Choosing an appropriate method depends on the data characteristics, domain requirements, and model complexity. Statistical methods are quick and interpretable but may oversimplify anomalies. Domain heuristics leverage expert knowledge, while isolation forest applies a more robust, data-driven approach.

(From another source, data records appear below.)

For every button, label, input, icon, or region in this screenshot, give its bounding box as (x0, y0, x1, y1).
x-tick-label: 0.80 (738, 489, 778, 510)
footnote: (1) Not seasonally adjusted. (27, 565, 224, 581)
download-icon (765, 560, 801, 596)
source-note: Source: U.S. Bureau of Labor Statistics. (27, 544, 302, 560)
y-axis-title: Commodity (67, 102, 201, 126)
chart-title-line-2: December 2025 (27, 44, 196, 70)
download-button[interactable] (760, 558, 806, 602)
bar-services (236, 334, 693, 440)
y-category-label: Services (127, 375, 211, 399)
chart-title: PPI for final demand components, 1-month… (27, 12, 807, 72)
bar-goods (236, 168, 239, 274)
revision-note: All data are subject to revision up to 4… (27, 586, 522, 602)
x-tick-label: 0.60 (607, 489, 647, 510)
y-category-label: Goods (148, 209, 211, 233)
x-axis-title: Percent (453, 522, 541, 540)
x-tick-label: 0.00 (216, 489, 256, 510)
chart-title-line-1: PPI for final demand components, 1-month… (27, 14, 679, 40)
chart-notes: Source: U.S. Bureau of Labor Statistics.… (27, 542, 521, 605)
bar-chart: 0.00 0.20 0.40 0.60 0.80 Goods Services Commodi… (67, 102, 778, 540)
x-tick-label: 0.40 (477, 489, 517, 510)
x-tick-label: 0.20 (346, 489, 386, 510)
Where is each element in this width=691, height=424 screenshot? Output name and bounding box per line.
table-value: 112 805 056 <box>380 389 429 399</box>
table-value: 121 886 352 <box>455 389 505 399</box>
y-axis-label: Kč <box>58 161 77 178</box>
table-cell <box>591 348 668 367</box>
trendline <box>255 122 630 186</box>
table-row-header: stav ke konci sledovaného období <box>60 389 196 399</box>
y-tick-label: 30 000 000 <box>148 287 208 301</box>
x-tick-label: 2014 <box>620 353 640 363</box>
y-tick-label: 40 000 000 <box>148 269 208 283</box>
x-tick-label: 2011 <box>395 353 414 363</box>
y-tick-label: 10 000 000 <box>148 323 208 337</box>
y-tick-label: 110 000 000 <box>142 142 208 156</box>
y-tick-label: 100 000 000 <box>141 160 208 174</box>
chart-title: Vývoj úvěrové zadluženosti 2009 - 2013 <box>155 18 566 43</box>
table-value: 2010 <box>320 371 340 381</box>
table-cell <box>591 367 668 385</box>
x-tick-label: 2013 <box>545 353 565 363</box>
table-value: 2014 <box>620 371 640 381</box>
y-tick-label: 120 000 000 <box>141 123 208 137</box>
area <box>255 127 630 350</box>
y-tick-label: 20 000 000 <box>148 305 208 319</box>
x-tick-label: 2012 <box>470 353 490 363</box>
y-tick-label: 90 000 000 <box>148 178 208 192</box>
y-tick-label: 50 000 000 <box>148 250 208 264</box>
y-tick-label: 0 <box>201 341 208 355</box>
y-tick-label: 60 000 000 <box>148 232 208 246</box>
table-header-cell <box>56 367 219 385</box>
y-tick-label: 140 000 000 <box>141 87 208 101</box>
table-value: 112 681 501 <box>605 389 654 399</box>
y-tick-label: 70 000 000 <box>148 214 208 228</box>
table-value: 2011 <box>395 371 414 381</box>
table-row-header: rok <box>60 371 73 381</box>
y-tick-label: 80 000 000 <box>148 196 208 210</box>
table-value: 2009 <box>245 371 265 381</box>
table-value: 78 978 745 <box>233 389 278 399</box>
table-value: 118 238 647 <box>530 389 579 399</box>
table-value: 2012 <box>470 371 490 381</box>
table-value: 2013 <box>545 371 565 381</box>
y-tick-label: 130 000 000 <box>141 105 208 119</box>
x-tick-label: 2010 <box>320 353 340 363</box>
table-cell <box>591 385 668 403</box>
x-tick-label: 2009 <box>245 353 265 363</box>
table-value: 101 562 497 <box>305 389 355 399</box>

Residual-based anomalies help assess model performance and highlight periods where the model struggles.

Examples

>>> from fusionlab.nn.losses import compute_anomaly_scores
>>> import numpy as np

>>> # Statistical method example
>>> y_true = np.random.randn(32, 20, 1)  # (B,H,O)
>>> scores = compute_anomaly_scores(y_true, method='statistical', threshold=3)
>>> scores.shape
(32, 20, 1)

>>> # Domain-specific example
>>> def my_heuristic(y):
...     return np.where(y < -1, np.abs(y)*5, 0.0)
>>> scores = compute_anomaly_scores(y_true, method='domain',
                                    domain_func=my_heuristic)

>>> # Isolation Forest example
>>> scores = compute_anomaly_scores(y_true, method='isolation_forest',
                                    contamination=0.1)

>>> # Residual-based example
>>> y_pred = y_true + np.random.normal(0, 1, y_true.shape)  # Introduce noise
>>> scores = compute_anomaly_scores(y_true, y_pred=y_pred, method='residual',
                                    residual_metric='mae')